Each year, nearly 500,000 babies are born prematurely in America, including 9-month old Emma Green.
Born at 28 weeks, Emma weighed just 14 ounces. Sadie Opperman, now 6-months old, was born three weeks early. Avery Wallace is one. She was born very early and was extremely sick. She is affectionately called "princess preemie" by her parents.
"She was born with it's called non immune hydrops fetalis, it's pretty rare and she's one of the very few miracles that came from it," said Avery's mother Lorin Wallace.
The parents of Emma, Sadie and Avery say they all have one thing in common.
"Without March of Dimes, our babies wouldn't be here," said Emma's mother Darla Green.
To show their appreciation, 10,000 people laced up their sneakers, unpacked their strollers and hit the pavement to raise $900,000 for the March of Dimes.
"A lot of the money raised here locally does go to research but a large portion of that money stays here," said March of Dimes Executive Director Georgia Thomsen. "And we actually have March of Dime staff in the NICUs, neonatal intensive care units, to support those families here locally and to give them a helping hand in their greatest time of need."

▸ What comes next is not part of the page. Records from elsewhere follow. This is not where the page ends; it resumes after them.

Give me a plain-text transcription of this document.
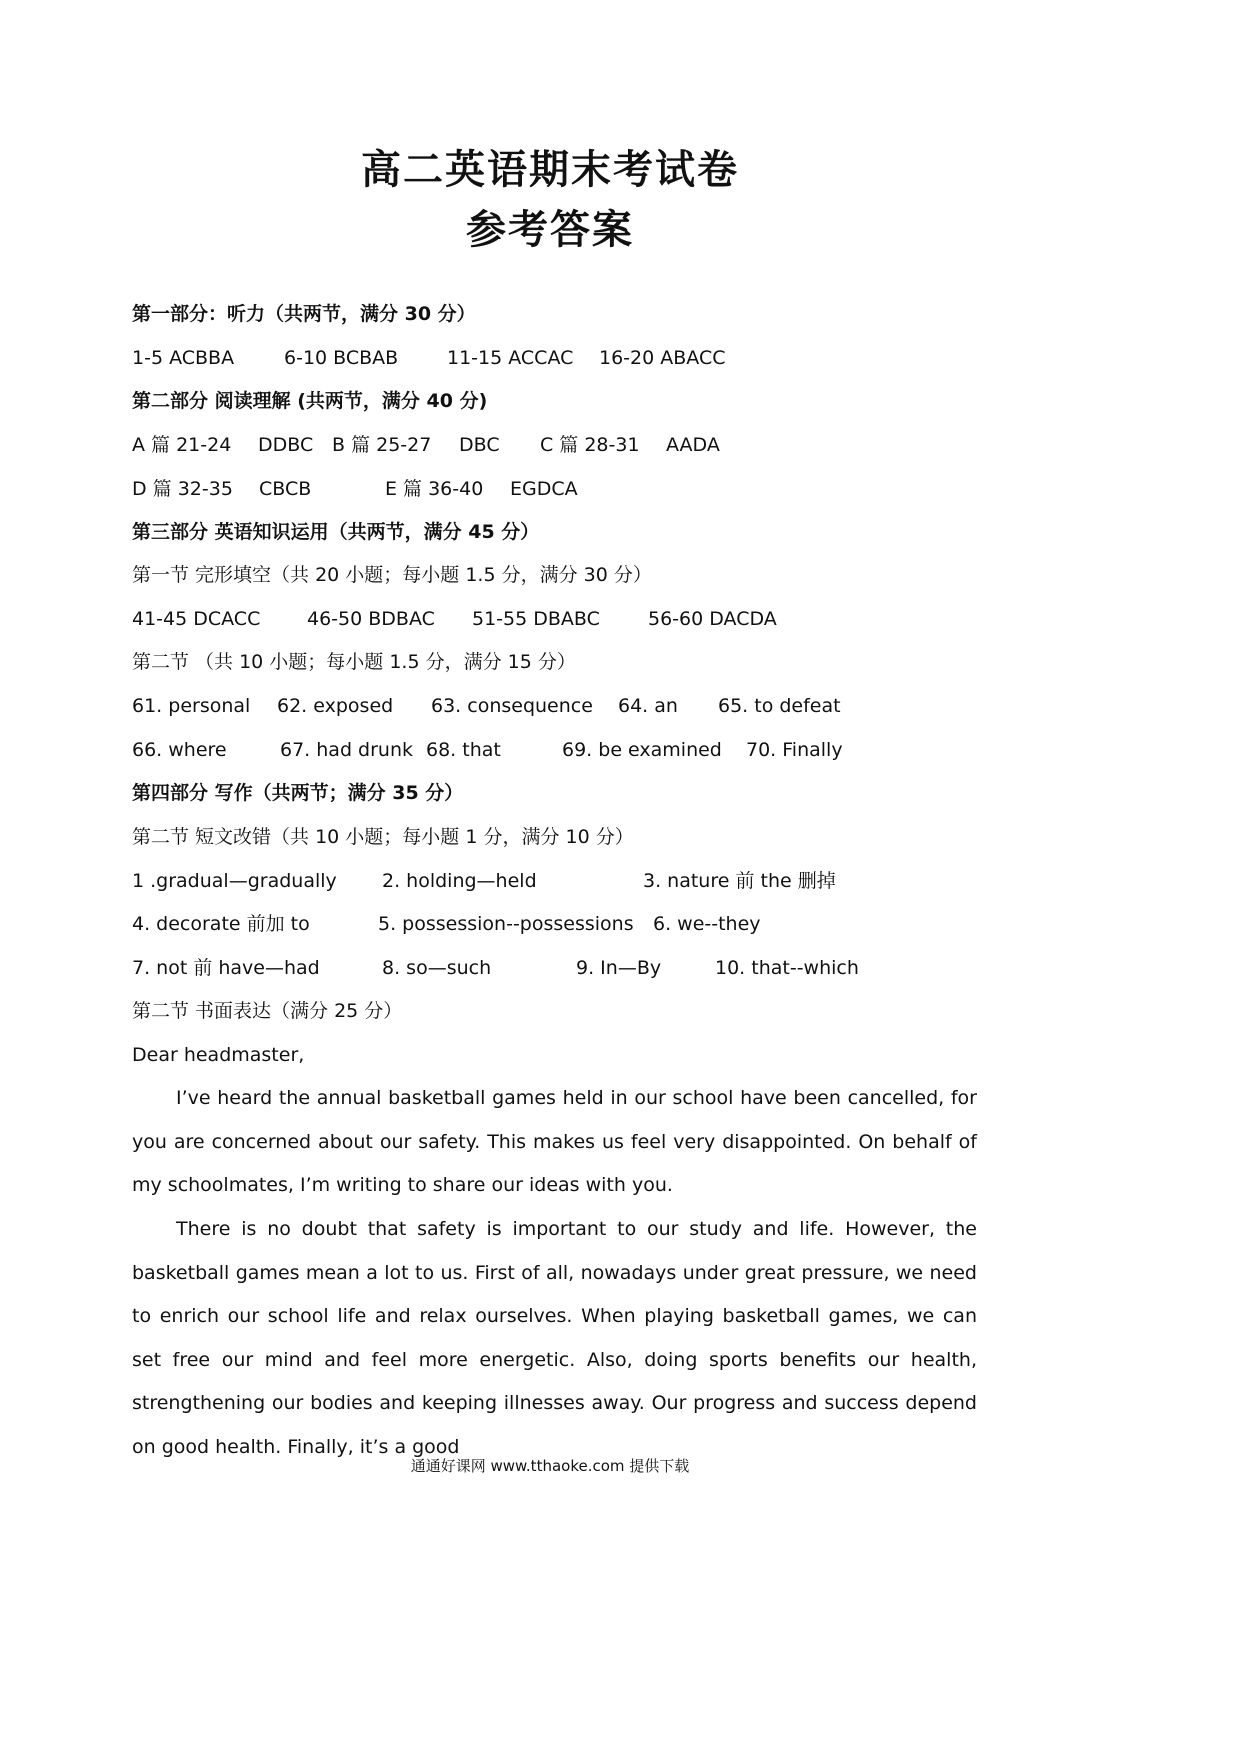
高二英语期末考试卷
参考答案
第一部分：听力（共两节，满分 30 分）
1-5 ACBBA	6-10 BCBAB	11-15 ACCAC 16-20 ABACC
第二部分 阅读理解 (共两节，满分 40 分)
A 篇 21-24 DDBC B 篇 25-27 DBC C 篇 28-31 AADA
D 篇 32-35 CBCB	E 篇 36-40 EGDCA
第三部分 英语知识运用（共两节，满分 45 分）
第一节 完形填空（共 20 小题；每小题 1.5 分，满分 30 分）
41-45 DCACC 46-50 BDBAC 51-55 DBABC	56-60 DACDA
第二节 （共 10 小题；每小题 1.5 分，满分 15 分）
61. personal 62. exposed 63. consequence 64. an 65. to defeat
66. where	67. had drunk 68. that	69. be examined 70. Finally
第四部分 写作（共两节；满分 35 分）
第二节 短文改错（共 10 小题；每小题 1 分，满分 10 分）
1 .gradual—gradually 2. holding—held	3. nature 前 the 删掉
4. decorate 前加 to	5. possession--possessions 6. we--they
7. not 前 have—had	8. so—such	9. In—By	10. that--which
第二节 书面表达（满分 25 分）
Dear headmaster,

I’ve heard the annual basketball games held in our school have been cancelled, for you are concerned about our safety. This makes us feel very disappointed. On behalf of my schoolmates, I’m writing to share our ideas with you.

There is no doubt that safety is important to our study and life. However, the basketball games mean a lot to us. First of all, nowadays under great pressure, we need to enrich our school life and relax ourselves. When playing basketball games, we can set free our mind and feel more energetic. Also, doing sports benefits our health, strengthening our bodies and keeping illnesses away. Our progress and success depend on good health. Finally, it’s a good

通通好课网 www.tthaoke.com 提供下载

Since 2011, $1.5 million raised by March of Dimes has come back to to Austin, giving babies a fighting chance.
Sadly, not every family gets a happy ending, but that doesn't stop them from marching.
"My niece was a premature baby. Unfortunately she passed," said Rose Cantu, "but Mercedes, we're always loving you and we're always praying for you."
"We got pregnant with identical twin boys. In August of 2008 we actually had a pre-term labor and delivery. And so unfortunately, we lost our two twin boys,but we found the March of Dimes" said Michael McSpadden who, with his wife and three children are the March for Babies Ambassador Family.
Together, all of the families are working together to create more success stories; such as Avery's, who almost has a clean bill of health; Sadie who is doing just fine; and Emma, who has no medical problems, just a need for a little oxygen to help her grow big and strong.